У караульной будки возле ворот стоял усатый военный, лет сорока, в зеленом мундире и такого же цвета штанах, заправленных в короткие сапоги. На голове бойца, набекрень, сидела зеленая бескозырка с красным околышем, из-под которой торчал, пегий от седины, но еще залихватский чуб.
В положении «у ноги», военный держал длинную, судя по всему, винтовку крупного калибра с длинным, саблевидным штыком. В совокупности формы и амуниции, я бы отнес солдата с красными погонами, на которых виднелась цифра «9» из желтой латуни, в концу девятнадцатого века на моей родной Земле. Я шагнул за ворота через распахнутую калитку и на следующем шаге замер. Метрах в десяти от ворот, на корточках стоял Еремей, что обнимал за плечи и что-то ласково выговаривал уже… двум, ревущим взахлеб, Екатеринам Булатовым.
— Вы что тут, делением размножаетесь⁈ — про себя чертыхнулся я и начал осторожно подходить к этим странным родственникам.
— О! Вот и его светлость пришла! — с явным облегчением воскликнул Еремей, легонько подталкивая в мою сторону юных девиц, которые залили его пальто слезами так, что местами плотная ткань потемнела. Девчонк, оторвавшись от мужика (теперь я разглядел, что одна из них чуть меньше ростом, да и черты лица немного отличаются), и с плачем бросились ко мне, крепко обняв меня, в четыре руки, где-то в районе пояса, и заливая слезами теперь уже меня, а я, не зная, что делать, стал гладить девочек по светловолосым головкам, растерянно бормоча: — Ну что вы? Ну прекращайте, всё, обязательно, будет хорошо…
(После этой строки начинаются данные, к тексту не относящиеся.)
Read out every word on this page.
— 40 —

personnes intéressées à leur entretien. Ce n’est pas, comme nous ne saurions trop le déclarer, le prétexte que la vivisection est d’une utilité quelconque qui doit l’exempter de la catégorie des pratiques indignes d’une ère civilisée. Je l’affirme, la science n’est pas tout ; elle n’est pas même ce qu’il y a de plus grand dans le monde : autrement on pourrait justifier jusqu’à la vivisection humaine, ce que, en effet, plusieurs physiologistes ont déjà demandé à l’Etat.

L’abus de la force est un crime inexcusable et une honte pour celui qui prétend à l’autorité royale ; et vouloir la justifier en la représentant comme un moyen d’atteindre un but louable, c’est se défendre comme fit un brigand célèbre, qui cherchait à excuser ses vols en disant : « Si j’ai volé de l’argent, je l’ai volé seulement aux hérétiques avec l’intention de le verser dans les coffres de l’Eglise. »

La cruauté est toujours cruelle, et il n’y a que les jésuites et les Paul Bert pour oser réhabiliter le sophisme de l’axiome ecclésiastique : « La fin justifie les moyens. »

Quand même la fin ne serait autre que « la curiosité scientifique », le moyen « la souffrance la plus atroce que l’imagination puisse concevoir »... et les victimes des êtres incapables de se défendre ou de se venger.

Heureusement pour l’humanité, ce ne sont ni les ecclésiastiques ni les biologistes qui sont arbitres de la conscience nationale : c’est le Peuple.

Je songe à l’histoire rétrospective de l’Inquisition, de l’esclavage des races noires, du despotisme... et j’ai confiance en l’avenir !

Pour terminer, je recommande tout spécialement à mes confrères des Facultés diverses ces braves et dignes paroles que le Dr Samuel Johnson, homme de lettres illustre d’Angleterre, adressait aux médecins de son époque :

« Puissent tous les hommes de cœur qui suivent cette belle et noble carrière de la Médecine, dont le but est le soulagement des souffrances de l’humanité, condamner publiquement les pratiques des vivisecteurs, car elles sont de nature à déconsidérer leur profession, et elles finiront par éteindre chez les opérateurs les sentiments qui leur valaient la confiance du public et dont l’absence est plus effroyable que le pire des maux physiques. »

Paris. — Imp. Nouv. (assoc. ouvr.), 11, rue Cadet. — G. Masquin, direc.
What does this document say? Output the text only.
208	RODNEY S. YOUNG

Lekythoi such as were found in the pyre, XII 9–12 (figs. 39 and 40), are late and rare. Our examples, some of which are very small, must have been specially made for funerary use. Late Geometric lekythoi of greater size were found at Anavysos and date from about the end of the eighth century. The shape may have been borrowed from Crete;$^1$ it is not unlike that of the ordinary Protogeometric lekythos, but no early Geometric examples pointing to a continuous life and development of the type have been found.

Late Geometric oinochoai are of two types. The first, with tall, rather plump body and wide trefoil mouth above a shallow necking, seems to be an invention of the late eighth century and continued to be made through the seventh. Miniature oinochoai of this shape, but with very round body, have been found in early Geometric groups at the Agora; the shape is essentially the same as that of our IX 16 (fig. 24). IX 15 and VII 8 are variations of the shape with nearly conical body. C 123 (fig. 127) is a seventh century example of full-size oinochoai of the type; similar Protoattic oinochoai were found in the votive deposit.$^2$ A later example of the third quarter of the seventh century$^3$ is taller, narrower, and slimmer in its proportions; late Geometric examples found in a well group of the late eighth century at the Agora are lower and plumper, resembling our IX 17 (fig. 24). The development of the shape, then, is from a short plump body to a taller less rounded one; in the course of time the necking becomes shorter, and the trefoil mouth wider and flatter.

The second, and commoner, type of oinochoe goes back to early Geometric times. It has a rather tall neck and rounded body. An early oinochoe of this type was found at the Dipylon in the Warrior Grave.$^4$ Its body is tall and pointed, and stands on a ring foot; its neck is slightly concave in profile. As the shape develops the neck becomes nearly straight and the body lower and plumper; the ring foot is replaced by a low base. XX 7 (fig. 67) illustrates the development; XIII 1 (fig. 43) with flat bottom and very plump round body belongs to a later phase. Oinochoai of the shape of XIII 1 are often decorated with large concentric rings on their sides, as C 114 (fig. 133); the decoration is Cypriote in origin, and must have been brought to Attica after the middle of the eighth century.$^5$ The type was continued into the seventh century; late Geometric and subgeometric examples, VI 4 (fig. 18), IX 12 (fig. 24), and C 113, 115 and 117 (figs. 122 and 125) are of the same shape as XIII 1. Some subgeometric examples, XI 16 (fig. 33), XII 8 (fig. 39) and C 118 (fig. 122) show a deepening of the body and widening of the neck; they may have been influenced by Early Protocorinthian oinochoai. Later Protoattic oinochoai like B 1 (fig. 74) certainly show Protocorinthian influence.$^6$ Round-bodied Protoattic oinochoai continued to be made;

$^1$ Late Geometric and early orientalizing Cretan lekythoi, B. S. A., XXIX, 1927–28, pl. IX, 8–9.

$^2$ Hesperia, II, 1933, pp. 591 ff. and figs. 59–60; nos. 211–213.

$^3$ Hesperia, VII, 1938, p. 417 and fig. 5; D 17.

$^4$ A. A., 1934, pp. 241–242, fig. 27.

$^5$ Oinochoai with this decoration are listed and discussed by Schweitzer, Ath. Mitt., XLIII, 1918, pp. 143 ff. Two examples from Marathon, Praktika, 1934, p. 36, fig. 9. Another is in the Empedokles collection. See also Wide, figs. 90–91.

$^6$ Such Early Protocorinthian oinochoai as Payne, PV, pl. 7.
— Вот видите, господа! — раздался за моим плечом чей-то гнусавый голос: — Все бабы семейства Булатовых собрались для ежедневного хорового рева.
Я резко обернулся и увидел в нескольких шагах от меня давешнюю компашку молодых людей, только девица куда-то исчезла. Противный же голос принадлежал тому самому, длинноволосому красавчику, которого я оттолкнул с дороги в коридоре. На этот раз пятеро парней были в зеленых фуражках, с кокардой в виде щита, а мой обидчик еще и картинно опирался на, оставленную вбок, черную лакированную трость с позолоченной рукоятью в форме головы лошади.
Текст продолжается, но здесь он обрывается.